Il segretario nazionale Unicobas Stefano D’Errico:

“Il progetto del Governo  è una vera e propria vergogna e occorre subito una risposta ferma ed inequivocabile, specifica della Scuola e delle Università, senza dilazioni e compromessi. Non possiamo rischiare che il Governo faccia approvare il provvedimento senza aver dato al mondo dell’istruzione la chance per far sentire il netto rifiuto del provvedimento. Non abbiamo nessuna intenzione di ‘annacquare’ lo scontro cadendo nell’attendismo di quanti cercano di soppiantare la lotta con schermaglie legali di vario genere come quella sull’assenza della definizione dei LEP”

Promesse disattese

“Inoltre – denuncia l’Unicobas – con la regionalizzazione del personale (cosa mai successa prima in nessun altro settore), questo Governo aprirà la strada alle gabbie salariali per tutti i settori ‘concorrenti’, a cominciare dalla Sanità, riducendo parallelamente la spesa pubblica per tutti i servizi e le istituzioni del Meridione”.

“A questo punto la risposta del mondo della scuola, che aspetta sempre un contratto dignitoso, non può che essere uno sciopero compatto dalle Alpi alla Sicilia per bloccare un progetto inaccettabile che cancellerebbe in un colpo solo la scuola per tutti voluta dai padri costituenti”.

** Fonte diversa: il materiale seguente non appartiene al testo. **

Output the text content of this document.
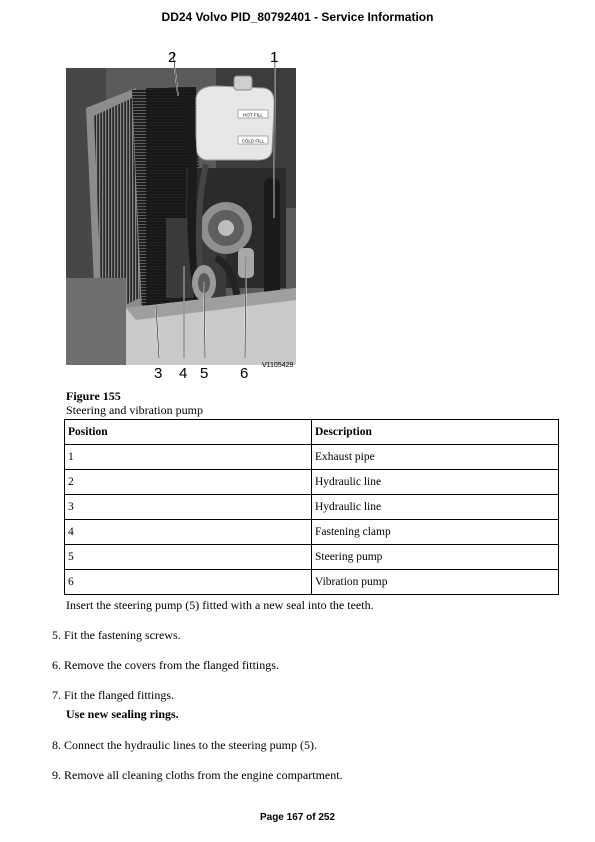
DD24 Volvo PID_80792401 - Service Information
HOT FILL
COLD FILL
2	1
3 4 5 6 V1105429
Figure 155
Steering and vibration pump
Position	Description
1	Exhaust pipe
2	Hydraulic line
3	Hydraulic line
4	Fastening clamp
5	Steering pump
6	Vibration pump
Insert the steering pump (5) fitted with a new seal into the teeth.
5. Fit the fastening screws.
6. Remove the covers from the flanged fittings.
7. Fit the flanged fittings.
Use new sealing rings.
8. Connect the hydraulic lines to the steering pump (5).
9. Remove all cleaning cloths from the engine compartment.
Page 167 of 252
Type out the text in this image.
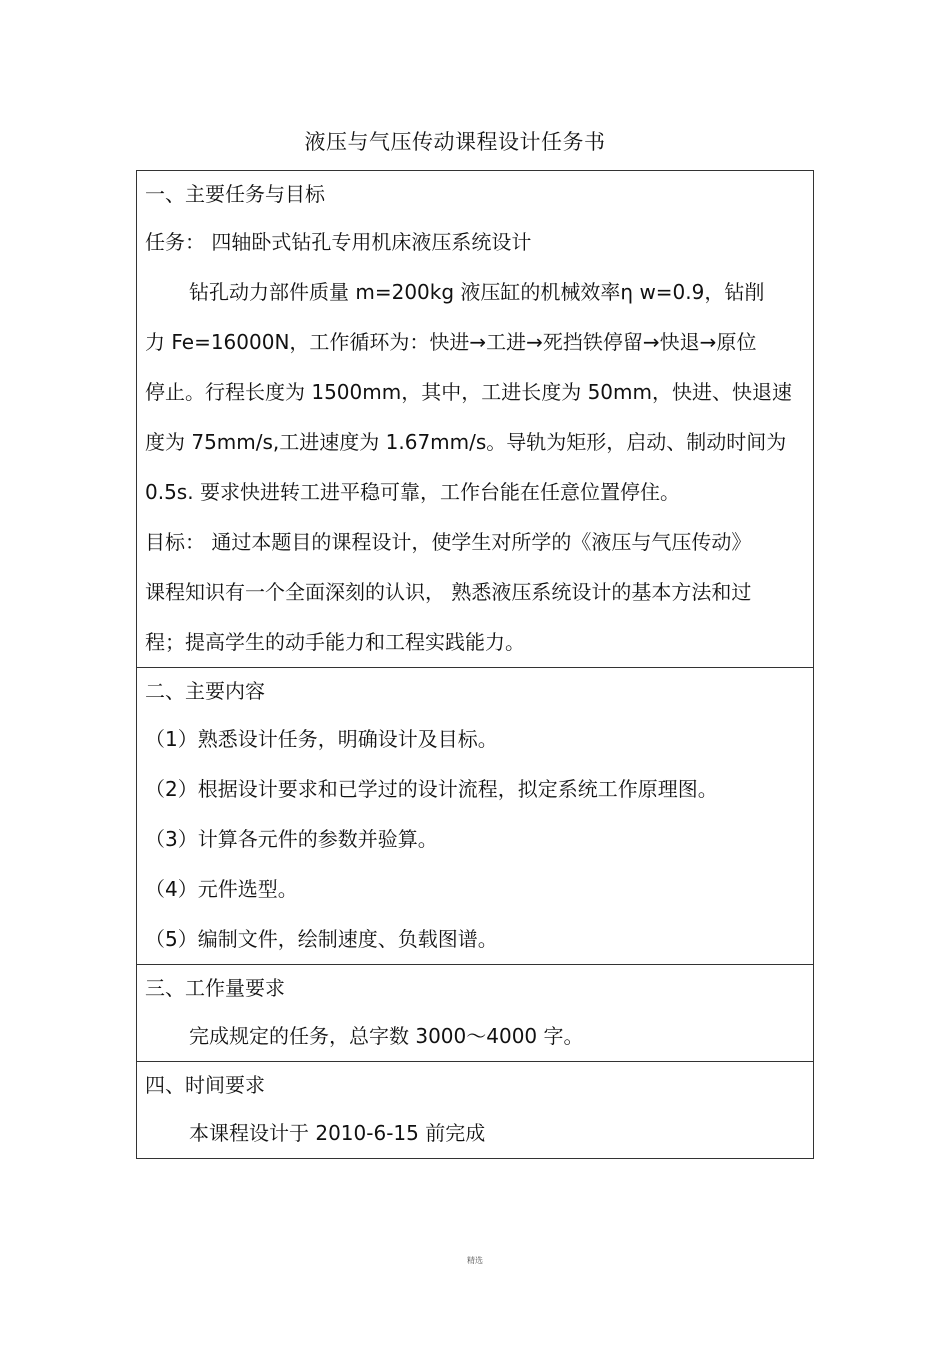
液压与气压传动课程设计任务书
一、主要任务与目标
任务： 四轴卧式钻孔专用机床液压系统设计
钻孔动力部件质量 m=200kg 液压缸的机械效率η w=0.9，钻削
力 Fe=16000N，工作循环为：快进→工进→死挡铁停留→快退→原位
停止。行程长度为 1500mm，其中，工进长度为 50mm，快进、快退速
度为 75mm/s,工进速度为 1.67mm/s。导轨为矩形，启动、制动时间为
0.5s. 要求快进转工进平稳可靠，工作台能在任意位置停住。
目标： 通过本题目的课程设计，使学生对所学的《液压与气压传动》
课程知识有一个全面深刻的认识， 熟悉液压系统设计的基本方法和过
程；提高学生的动手能力和工程实践能力。

二、主要内容
（1）熟悉设计任务，明确设计及目标。
（2）根据设计要求和已学过的设计流程，拟定系统工作原理图。
（3）计算各元件的参数并验算。
（4）元件选型。
（5）编制文件，绘制速度、负载图谱。

三、工作量要求
完成规定的任务，总字数 3000～4000 字。

四、时间要求
本课程设计于 2010-6-15 前完成
精选
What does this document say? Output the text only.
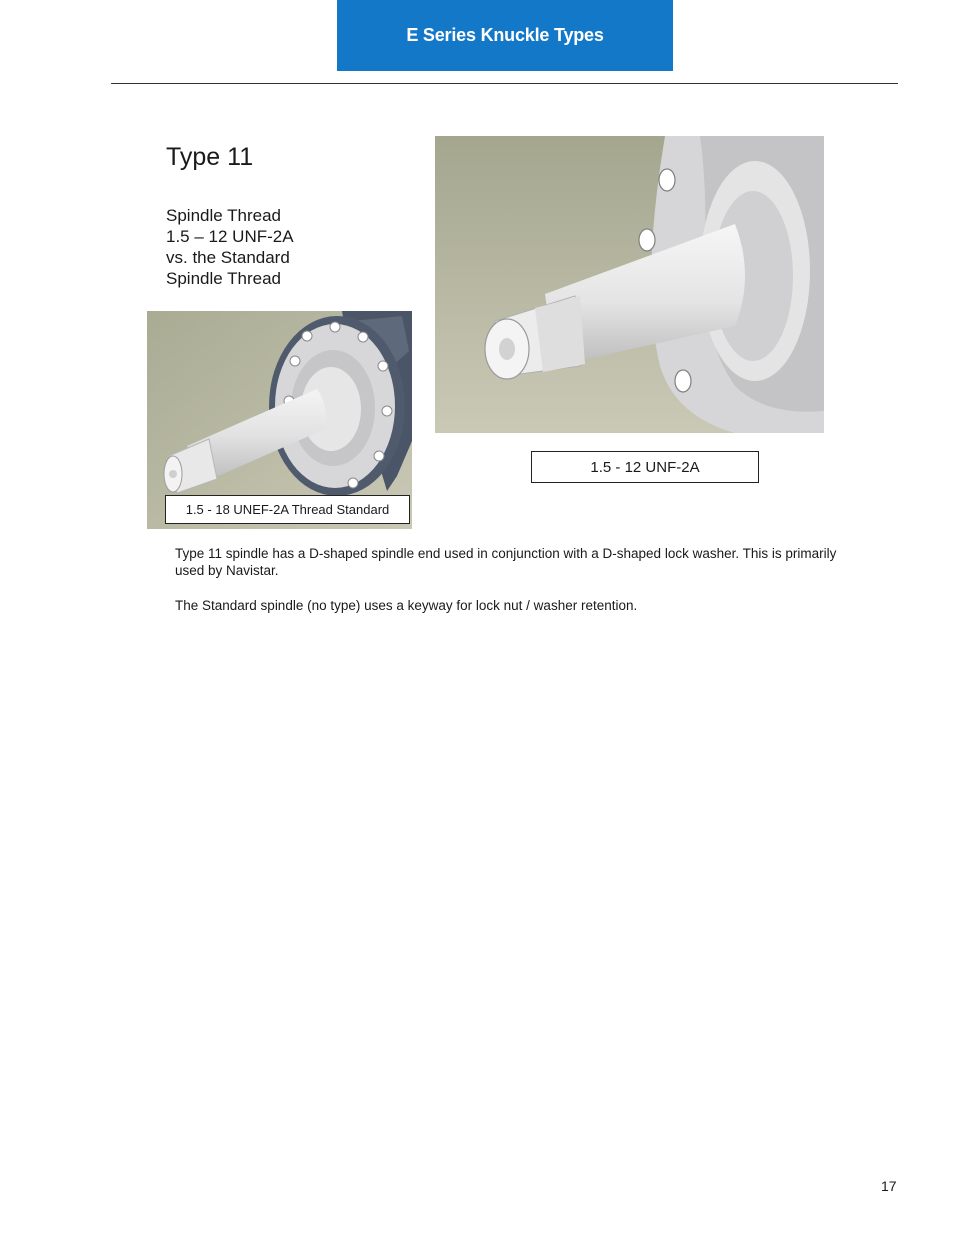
E Series Knuckle Types
Type 11
Spindle Thread
1.5 – 12 UNF-2A
vs. the Standard
Spindle Thread
1.5 - 18 UNEF-2A Thread Standard
1.5 - 12 UNF-2A

Type 11 spindle has a D-shaped spindle end used in conjunction with a D-shaped lock washer. This is primarily used by Navistar.

The Standard spindle (no type) uses a keyway for lock nut / washer retention.

17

Tagli dei trasferimenti per quasi tutte le regioni

Il nodo più delicato di tutta la questione riguarda il fatto che l’operazione se dovesse andar a buon fine comporterebbe una revisione importante delle somme trasferite dallo Stato alle singole regioni, sulle materie ad esse devolute.

“Sono solo 6 le regioni che con l’operazione ci guadagnerebbero – sostiene d’Errico – Lombardia (+5,611mld di surplus), Lazio (+3,672), Emilia Romagna (+3,293), Veneto (+2,078), Piemonte (+1,162) e Toscana (+805mln)

Tutte le altre ci perderebbero: chi poco, come Marche (-105mln), Liguria (-347) e Friuli Venezia Giulia (-410), e chi molto (la Calabria si vedrebbe i finanziamenti ridotti di 5,528 miliardi, la Sardegna di 4,368 e il Molise di 3,996)”.